Thereon, wishing to bring the company into
a gayer mood, he joined the cupbearers, and diligently did
the office of plying the drink. Then, to prevent his loose
dress hampering his walk, he girded his sword upon his side,
and purposely drawing it several times, pricked his fingers
with its point. The bystanders accordingly had both sword
and scabbard riveted across with an iron nail. Then, to
smooth the way more safely to his plot, he went to the lords
and plied them heavily with draught upon draught, and drenched
them all so deep in wine, that their feet were made feeble
with drunkenness, and they turned to rest within the palace,
making their bed where they had revelled ...

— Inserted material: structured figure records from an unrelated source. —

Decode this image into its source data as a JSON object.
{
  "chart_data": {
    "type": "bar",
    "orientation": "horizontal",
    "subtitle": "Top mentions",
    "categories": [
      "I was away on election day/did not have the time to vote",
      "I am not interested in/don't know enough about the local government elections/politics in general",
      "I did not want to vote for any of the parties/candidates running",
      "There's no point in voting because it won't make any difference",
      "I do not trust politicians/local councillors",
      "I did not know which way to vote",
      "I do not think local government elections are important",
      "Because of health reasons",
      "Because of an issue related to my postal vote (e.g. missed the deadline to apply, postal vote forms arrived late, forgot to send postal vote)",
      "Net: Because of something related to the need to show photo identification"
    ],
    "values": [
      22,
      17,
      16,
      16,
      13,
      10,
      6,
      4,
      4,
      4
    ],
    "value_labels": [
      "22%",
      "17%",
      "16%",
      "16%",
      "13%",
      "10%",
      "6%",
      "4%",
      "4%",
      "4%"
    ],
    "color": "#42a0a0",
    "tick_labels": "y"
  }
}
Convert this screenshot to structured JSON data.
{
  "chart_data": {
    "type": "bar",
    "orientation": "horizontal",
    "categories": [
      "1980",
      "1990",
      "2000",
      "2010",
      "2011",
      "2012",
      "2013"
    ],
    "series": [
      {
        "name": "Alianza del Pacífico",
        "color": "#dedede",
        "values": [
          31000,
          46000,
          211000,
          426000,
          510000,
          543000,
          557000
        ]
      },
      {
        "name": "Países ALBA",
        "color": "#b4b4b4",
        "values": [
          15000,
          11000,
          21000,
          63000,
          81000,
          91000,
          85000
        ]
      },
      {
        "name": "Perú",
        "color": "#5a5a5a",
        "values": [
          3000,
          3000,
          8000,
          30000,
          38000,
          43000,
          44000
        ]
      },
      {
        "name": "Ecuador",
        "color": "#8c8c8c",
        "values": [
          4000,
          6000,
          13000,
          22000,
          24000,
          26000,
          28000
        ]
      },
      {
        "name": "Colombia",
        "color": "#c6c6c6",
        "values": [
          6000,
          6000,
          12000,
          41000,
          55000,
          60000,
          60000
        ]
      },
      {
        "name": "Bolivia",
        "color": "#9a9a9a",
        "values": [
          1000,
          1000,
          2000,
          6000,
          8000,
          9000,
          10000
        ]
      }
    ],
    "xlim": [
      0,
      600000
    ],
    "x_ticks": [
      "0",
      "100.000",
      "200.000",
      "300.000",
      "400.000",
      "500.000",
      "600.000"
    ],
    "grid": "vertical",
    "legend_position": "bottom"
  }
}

So he took out of his bosom the stakes he
had long ago prepared, and went into the building, where
the ground lay covered with the bodies of the nobles wheezing
off their sleep and their debauch. Then, cutting away its
supports, he brought down the hanging his mother had knitted,
which covered the inner as well as the outer walls of the
hall. This he flung upon the snorers, and then applying
the crooked stakes, he knotted and bound them in such insoluble
intricacy, that not one of the men beneath, however hard
he might struggle, could contrive to rise. After this he
set fire to the palace. The flames spread, scattering the
conflagration far and wide. It enveloped the whole dwelling,
destroyed the palace, and burnt them all while they were
either buried in deep sleep or vainly striving to arise.
Then he went to the chamber of Fengo, who
had before this been conducted by his train into his pavilion;
plucked up a sword that chanced to be hanging to the bed,
and planted his own in its place. Then, awakening his uncle,
he told him that his nobles were perishing in the flames,
and that Amleth was here, armed with his old crooks to help
him, and thirsting to exact the vengeance, now long overdue,
for his father's murder. Fengo, on hearing this, leapt from
his couch, but was cut down while, deprived of his own sword,
he strove in vain to draw the strange one . . . O valiant
Amleth, and worthy of immortal fame, who being shrewdly
armed with a feint of folly, covered a wisdom too high for
human wit under a marvellous disguise of silliness! and
not only found in his subtlety means to protect his own
safety, but also by its guidance found opportunity to avenge
his father. By this skillful defence of himself, and strenuous
revenge for his parent, he has left it doubtful whether
we are to think more of his wit or his bravery.